"Unnatural" chemical allows researchers to watch protein action in brain cells
Researchers in the lab of Lei Wang have genetically incorporated "unnatural" amino acids, such as those emitting green fluorescence, into neural stem cells, which then differentiate into brain neurons with the luminescent "tag" intact. This work, which appeared in Stem Cells, may help scientists probe the mysteries of many different kinds of stem cells in humans, as well as the cells they produce, and could be a boon to basic and clinical research, helping to speed development of stem cell-based therapies.
Stem cells hold great potential for the treatment of various diseases, yet it has been hard to study how they self-renew and produce all of the body's cells. Incorporating unnatural amino acids will allow researchers to study in real time a particular protein in a living cell or organism, compared to the traditional biochemical methods, which are conducted through such means as a test tube.

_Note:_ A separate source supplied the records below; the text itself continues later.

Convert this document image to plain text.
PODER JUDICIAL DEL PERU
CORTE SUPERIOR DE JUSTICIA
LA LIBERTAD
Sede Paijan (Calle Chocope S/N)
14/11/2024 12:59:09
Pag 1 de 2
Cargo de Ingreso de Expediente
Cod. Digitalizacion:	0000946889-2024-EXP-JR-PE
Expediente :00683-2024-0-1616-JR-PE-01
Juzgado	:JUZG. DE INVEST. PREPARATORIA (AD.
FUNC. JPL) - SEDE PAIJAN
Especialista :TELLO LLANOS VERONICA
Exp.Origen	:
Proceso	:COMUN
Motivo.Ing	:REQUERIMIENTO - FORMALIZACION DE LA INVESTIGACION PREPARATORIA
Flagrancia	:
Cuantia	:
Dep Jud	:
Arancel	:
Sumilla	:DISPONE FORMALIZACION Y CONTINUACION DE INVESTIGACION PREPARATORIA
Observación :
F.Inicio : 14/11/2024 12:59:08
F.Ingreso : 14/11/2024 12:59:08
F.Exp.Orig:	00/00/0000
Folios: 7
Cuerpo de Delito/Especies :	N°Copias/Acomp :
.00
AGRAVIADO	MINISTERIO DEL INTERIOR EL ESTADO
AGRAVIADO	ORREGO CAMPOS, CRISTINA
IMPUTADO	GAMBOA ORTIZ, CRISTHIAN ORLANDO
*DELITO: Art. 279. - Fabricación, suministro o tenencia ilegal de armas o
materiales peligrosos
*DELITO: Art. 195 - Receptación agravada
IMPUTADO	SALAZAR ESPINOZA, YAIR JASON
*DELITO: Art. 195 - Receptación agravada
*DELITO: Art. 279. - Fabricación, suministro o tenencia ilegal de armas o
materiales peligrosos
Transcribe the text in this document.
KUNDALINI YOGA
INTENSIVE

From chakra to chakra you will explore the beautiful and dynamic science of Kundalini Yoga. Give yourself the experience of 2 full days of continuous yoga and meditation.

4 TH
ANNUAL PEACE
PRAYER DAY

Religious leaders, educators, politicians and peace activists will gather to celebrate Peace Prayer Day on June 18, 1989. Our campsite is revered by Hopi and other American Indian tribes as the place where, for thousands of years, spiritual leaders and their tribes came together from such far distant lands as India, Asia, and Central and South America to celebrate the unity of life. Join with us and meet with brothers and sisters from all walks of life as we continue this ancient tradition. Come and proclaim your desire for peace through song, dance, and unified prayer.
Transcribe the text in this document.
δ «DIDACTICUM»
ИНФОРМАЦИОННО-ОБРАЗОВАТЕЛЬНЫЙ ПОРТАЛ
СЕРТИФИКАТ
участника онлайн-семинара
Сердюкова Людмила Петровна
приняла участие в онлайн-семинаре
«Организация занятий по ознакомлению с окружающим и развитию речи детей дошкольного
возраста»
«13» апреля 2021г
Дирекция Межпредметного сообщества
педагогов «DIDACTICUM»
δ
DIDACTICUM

Wang and his colleagues pioneered the use of unnatural amino acids (Uaas), which were first incorporated into bacteria in 2001 and mammalian cells in 2007. This latest study, which was conducted in two stages, represented the first use of Uaas in stem cells. In the initial set of experiments, the researchers found that Uaas were successfully incorporated into neural stem cells, the incorporation lasted through the differentiation, and these cells then produced neurons carrying the fluorescent amino acid. The second set of experiments demonstrated how these Uaas can be used to help solve a biological question—specifically how voltage-sensitive ion channels, which are pore-forming proteins, work in neurons.

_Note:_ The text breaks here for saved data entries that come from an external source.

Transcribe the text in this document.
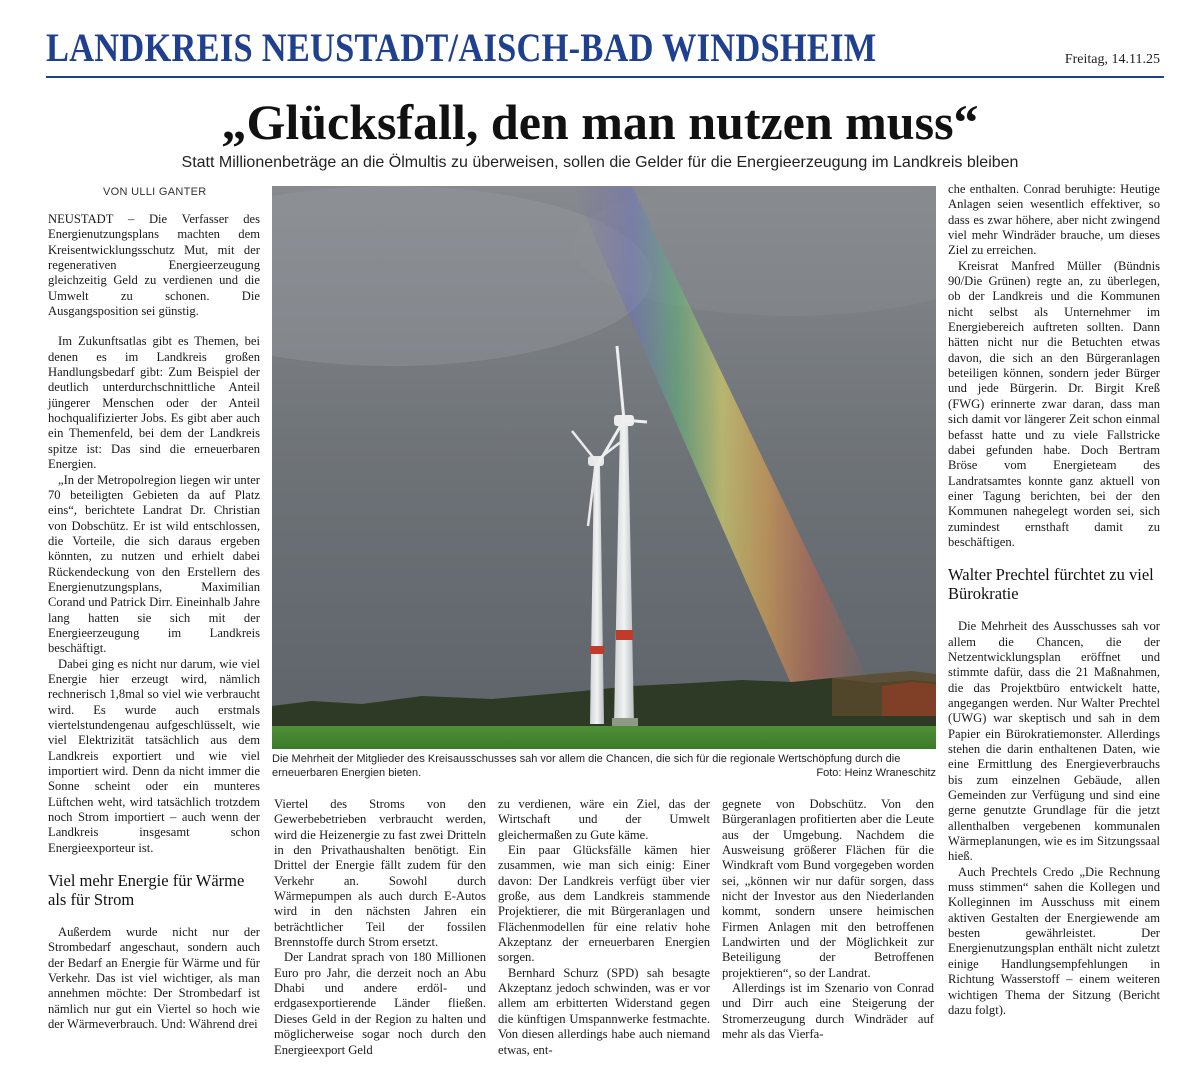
LANDKREIS NEUSTADT/AISCH-BAD WINDSHEIM	Freitag, 14.11.25
„Glücksfall, den man nutzen muss“
Statt Millionenbeträge an die Ölmultis zu überweisen, sollen die Gelder für die Energieerzeugung im Landkreis bleiben
VON ULLI GANTER

NEUSTADT – Die Verfasser des Energienutzungsplans machten dem Kreisentwicklungsschutz Mut, mit der regenerativen Energieerzeugung gleichzeitig Geld zu verdienen und die Umwelt zu schonen. Die Ausgangsposition sei günstig.

Im Zukunftsatlas gibt es Themen, bei denen es im Landkreis großen Handlungsbedarf gibt: Zum Beispiel der deutlich unterdurchschnittliche Anteil jüngerer Menschen oder der Anteil hochqualifizierter Jobs. Es gibt aber auch ein Themenfeld, bei dem der Landkreis spitze ist: Das sind die erneuerbaren Energien.

„In der Metropolregion liegen wir unter 70 beteiligten Gebieten da auf Platz eins“, berichtete Landrat Dr. Christian von Dobschütz. Er ist wild entschlossen, die Vorteile, die sich daraus ergeben könnten, zu nutzen und erhielt dabei Rückendeckung von den Erstellern des Energienutzungsplans, Maximilian Corand und Patrick Dirr. Eineinhalb Jahre lang hatten sie sich mit der Energieerzeugung im Landkreis beschäftigt.

Dabei ging es nicht nur darum, wie viel Energie hier erzeugt wird, nämlich rechnerisch 1,8mal so viel wie verbraucht wird. Es wurde auch erstmals viertelstundengenau aufgeschlüsselt, wie viel Elektrizität tatsächlich aus dem Landkreis exportiert und wie viel importiert wird. Denn da nicht immer die Sonne scheint oder ein munteres Lüftchen weht, wird tatsächlich trotzdem noch Strom importiert – auch wenn der Landkreis insgesamt schon Energieexporteur ist.

Viel mehr Energie für Wärme als für Strom

Außerdem wurde nicht nur der Strombedarf angeschaut, sondern auch der Bedarf an Energie für Wärme und für Verkehr. Das ist viel wichtiger, als man annehmen möchte: Der Strombedarf ist nämlich nur gut ein Viertel so hoch wie der Wärmeverbrauch. Und: Während drei

Die Mehrheit der Mitglieder des Kreisausschusses sah vor allem die Chancen, die sich für die regionale Wertschöpfung durch die erneuerbaren Energien bieten.	Foto: Heinz Wraneschitz

Viertel des Stroms von den Gewerbebetrieben verbraucht werden, wird die Heizenergie zu fast zwei Dritteln in den Privathaushalten benötigt. Ein Drittel der Energie fällt zudem für den Verkehr an. Sowohl durch Wärmepumpen als auch durch E-Autos wird in den nächsten Jahren ein beträchtlicher Teil der fossilen Brennstoffe durch Strom ersetzt.

Der Landrat sprach von 180 Millionen Euro pro Jahr, die derzeit noch an Abu Dhabi und andere erdöl- und erdgasexportierende Länder fließen. Dieses Geld in der Region zu halten und möglicherweise sogar noch durch den Energieexport Geld

zu verdienen, wäre ein Ziel, das der Wirtschaft und der Umwelt gleichermaßen zu Gute käme.

Ein paar Glücksfälle kämen hier zusammen, wie man sich einig: Einer davon: Der Landkreis verfügt über vier große, aus dem Landkreis stammende Projektierer, die mit Bürgeranlagen und Flächenmodellen für eine relativ hohe Akzeptanz der erneuerbaren Energien sorgen.

Bernhard Schurz (SPD) sah besagte Akzeptanz jedoch schwinden, was er vor allem am erbitterten Widerstand gegen die künftigen Umspannwerke festmachte. Von diesen allerdings habe auch niemand etwas, ent-

gegnete von Dobschütz. Von den Bürgeranlagen profitierten aber die Leute aus der Umgebung. Nachdem die Ausweisung größerer Flächen für die Windkraft vom Bund vorgegeben worden sei, „können wir nur dafür sorgen, dass nicht der Investor aus den Niederlanden kommt, sondern unsere heimischen Firmen Anlagen mit den betroffenen Landwirten und der Möglichkeit zur Beteiligung der Betroffenen projektieren“, so der Landrat.

Allerdings ist im Szenario von Conrad und Dirr auch eine Steigerung der Stromerzeugung durch Windräder auf mehr als das Vierfa-

che enthalten. Conrad beruhigte: Heutige Anlagen seien wesentlich effektiver, so dass es zwar höhere, aber nicht zwingend viel mehr Windräder brauche, um dieses Ziel zu erreichen.

Kreisrat Manfred Müller (Bündnis 90/Die Grünen) regte an, zu überlegen, ob der Landkreis und die Kommunen nicht selbst als Unternehmer im Energiebereich auftreten sollten. Dann hätten nicht nur die Betuchten etwas davon, die sich an den Bürgeranlagen beteiligen können, sondern jeder Bürger und jede Bürgerin. Dr. Birgit Kreß (FWG) erinnerte zwar daran, dass man sich damit vor längerer Zeit schon einmal befasst hatte und zu viele Fallstricke dabei gefunden habe. Doch Bertram Bröse vom Energieteam des Landratsamtes konnte ganz aktuell von einer Tagung berichten, bei der den Kommunen nahegelegt worden sei, sich zumindest ernsthaft damit zu beschäftigen.

Walter Prechtel fürchtet zu viel Bürokratie

Die Mehrheit des Ausschusses sah vor allem die Chancen, die der Netzentwicklungsplan eröffnet und stimmte dafür, dass die 21 Maßnahmen, die das Projektbüro entwickelt hatte, angegangen werden. Nur Walter Prechtel (UWG) war skeptisch und sah in dem Papier ein Bürokratiemonster. Allerdings stehen die darin enthaltenen Daten, wie eine Ermittlung des Energieverbrauchs bis zum einzelnen Gebäude, allen Gemeinden zur Verfügung und sind eine gerne genutzte Grundlage für die jetzt allenthalben vergebenen kommunalen Wärmeplanungen, wie es im Sitzungssaal hieß.

Auch Prechtels Credo „Die Rechnung muss stimmen“ sahen die Kollegen und Kolleginnen im Ausschuss mit einem aktiven Gestalten der Energiewende am besten gewährleistet. Der Energienutzungsplan enthält nicht zuletzt einige Handlungsempfehlungen in Richtung Wasserstoff – einem weiteren wichtigen Thema der Sitzung (Bericht dazu folgt).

"We detected changes in fluorescence intensity of the Uaa when the neurons were stimulated," explains Wang, "and these changes are dependent on where the Uaa was incorporated, which hint that different positions of the protein are moving into or outside of the membrane in response to the electric field."

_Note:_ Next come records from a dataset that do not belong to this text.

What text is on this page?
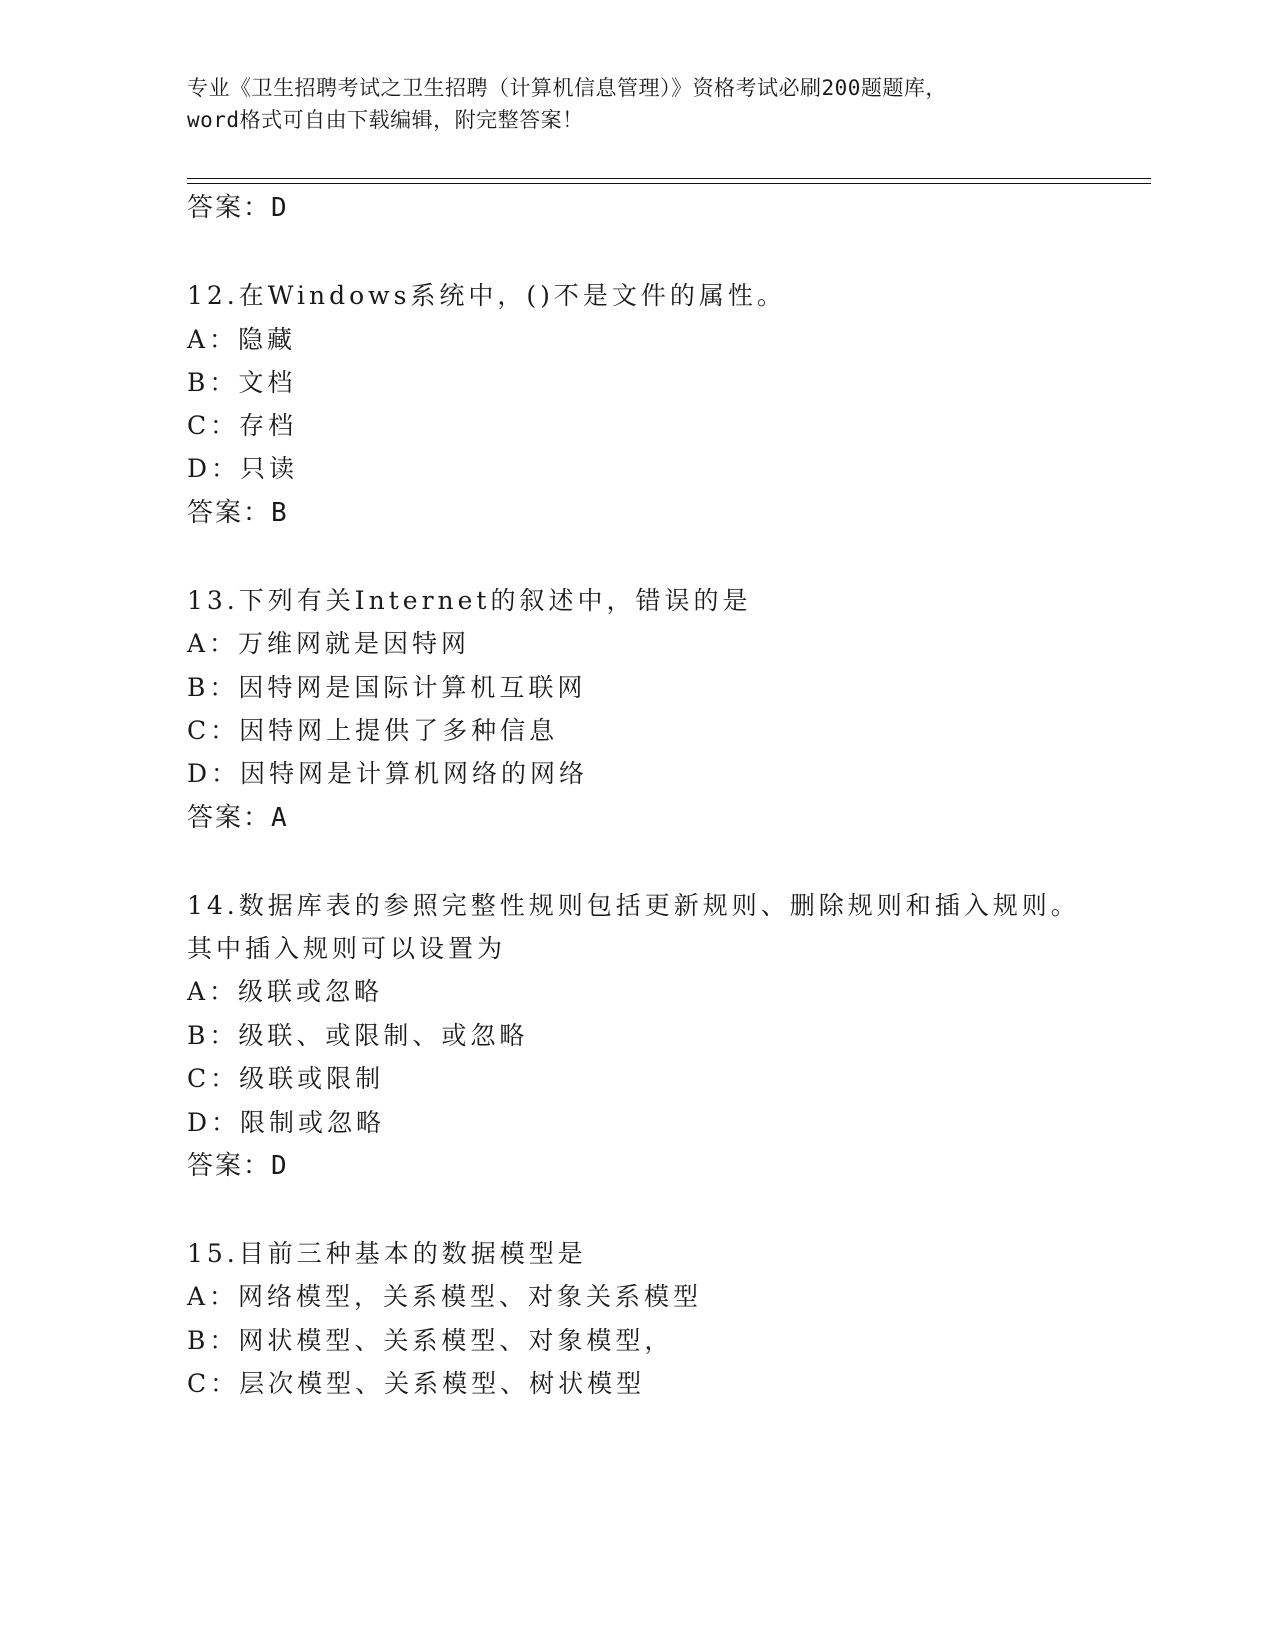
专业《卫生招聘考试之卫生招聘（计算机信息管理）》资格考试必刷200题题库，
word格式可自由下载编辑，附完整答案！
答案：D
12.在Windows系统中，()不是文件的属性。
A：隐藏
B：文档
C：存档
D：只读
答案：B
13.下列有关Internet的叙述中，错误的是
A：万维网就是因特网
B：因特网是国际计算机互联网
C：因特网上提供了多种信息
D：因特网是计算机网络的网络
答案：A
14.数据库表的参照完整性规则包括更新规则、删除规则和插入规则。
其中插入规则可以设置为
A：级联或忽略
B：级联、或限制、或忽略
C：级联或限制
D：限制或忽略
答案：D
15.目前三种基本的数据模型是
A：网络模型，关系模型、对象关系模型
B：网状模型、关系模型、对象模型，
C：层次模型、关系模型、树状模型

Wang says this experiment can also be adapted to study other membrane proteins in other cells, no matter where they exist in the body.
In related work, reported in Angewandte Chemie, researchers in Wang's lab reported a method for demonstrating how Uaas can be used to map the structure of a corticotropin-releasing hormone receptor (CRF-R1), which regulates human stress. They also show how this new tool helped locate three areas on the receptor to which peptide hormones can dock to activate or inhibit the receptor.